I checked hacker's delight "INTEGER DIVISION BY CONSTANTS" and it seems like this may be a special case of remainder by multiplication and right shift, but I'm not sure. There is a form on hacker's delight that calculates these same multiplier constants, so that seems promising. I'm guessing the magic comparison constant replaces the shift and compare to zero, but I am having trouble visualizing the 2s complement and whether the shift is arithmetic or logical.

Question

Is there some math behind this or were the numbers determined some other way using the binary representation?

Implications

Since this is simple integer multiply and comparison this could drastically speed up (or reduce memory footprint of) checking for prime using vector extensions/intrinsics. If the math could be extended beyond 64 bits, it could possibly make finding large Big-Number primes much faster?

like image 390
technosaurus Avatar asked Nov 21 '18 14:11

technosaurus


1 Answers

Take 3, for instance.

0xAB * 3 = 0x201, thus, modulo 0x100, 0xAB is 1 / 3, and, inversely, 0xAB * 3 ≡ 1.
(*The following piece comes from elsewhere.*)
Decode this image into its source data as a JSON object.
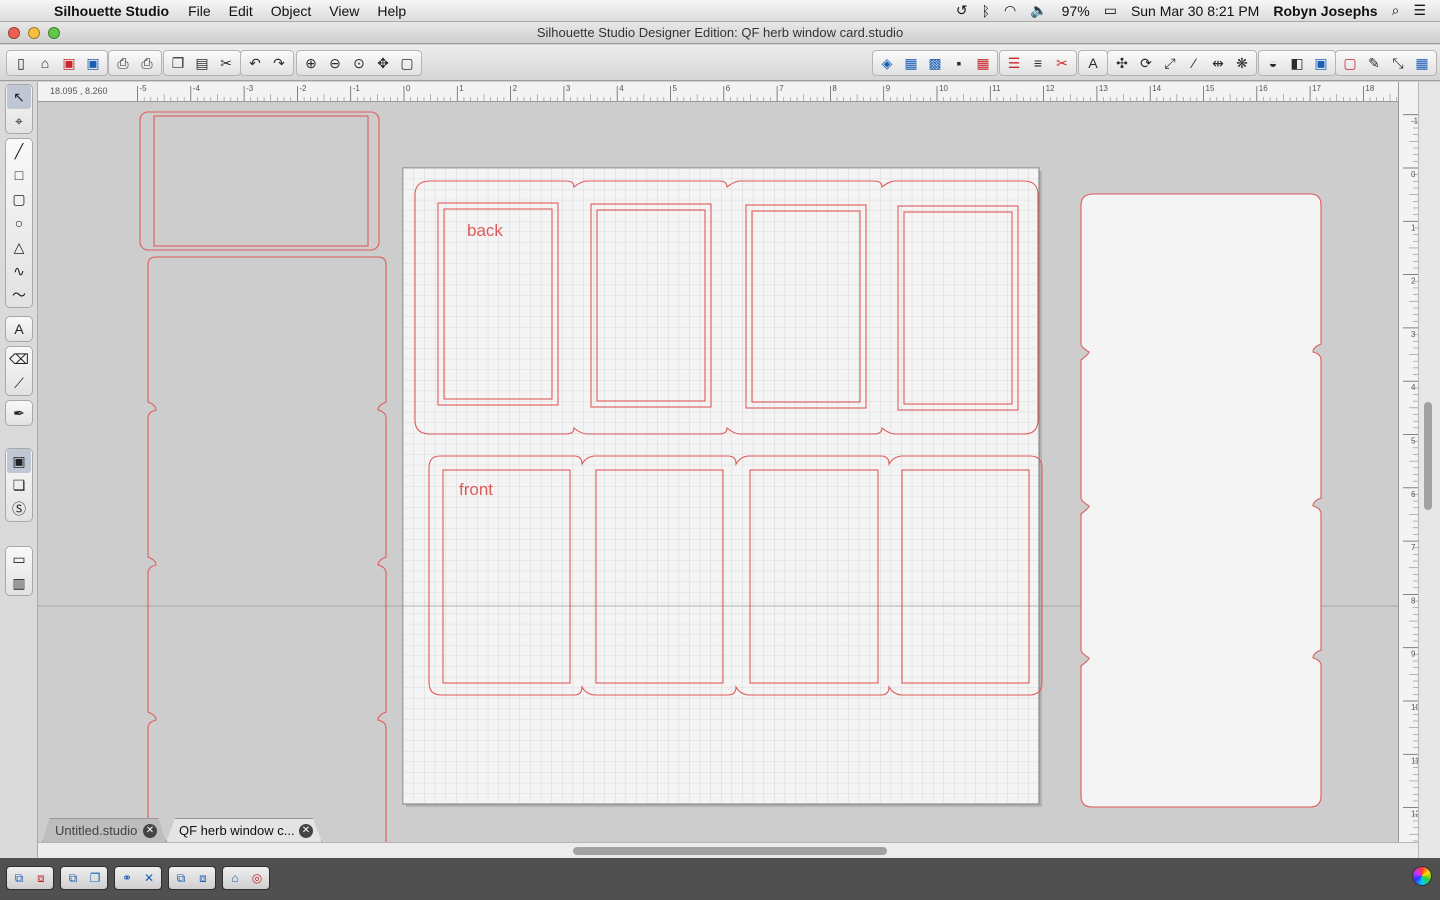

Any 8-bit unsigned integer n can be represented as n = 3*k + r, r < 3, and k is at most 0x55 (decimal 85, integral part of 255 / 3).

So we have options:

  1. r = 0 ⇒ n * 0xAB = 3k * 0xAB = k * (3 * 0xAB) ≡ k * 1 = k ≤ 0x55.

  2. r = 1 ⇒ n * 0xAB = 3k * 0xAB + 0xAB; since 3k * 0xAB is at most 0x55 (mod 0x100), adding it to 0xAB won't overflow, so 3k * 0xAB + 0xAB ≥ 0xAB > 0x55.

  3. r = 2 ⇒ n * 0xAB = 3k * 0xAB + 0x156 ≡ 3k * 0xAB + 0x56 ≥ 0x56 > 0x55 (same as 2.)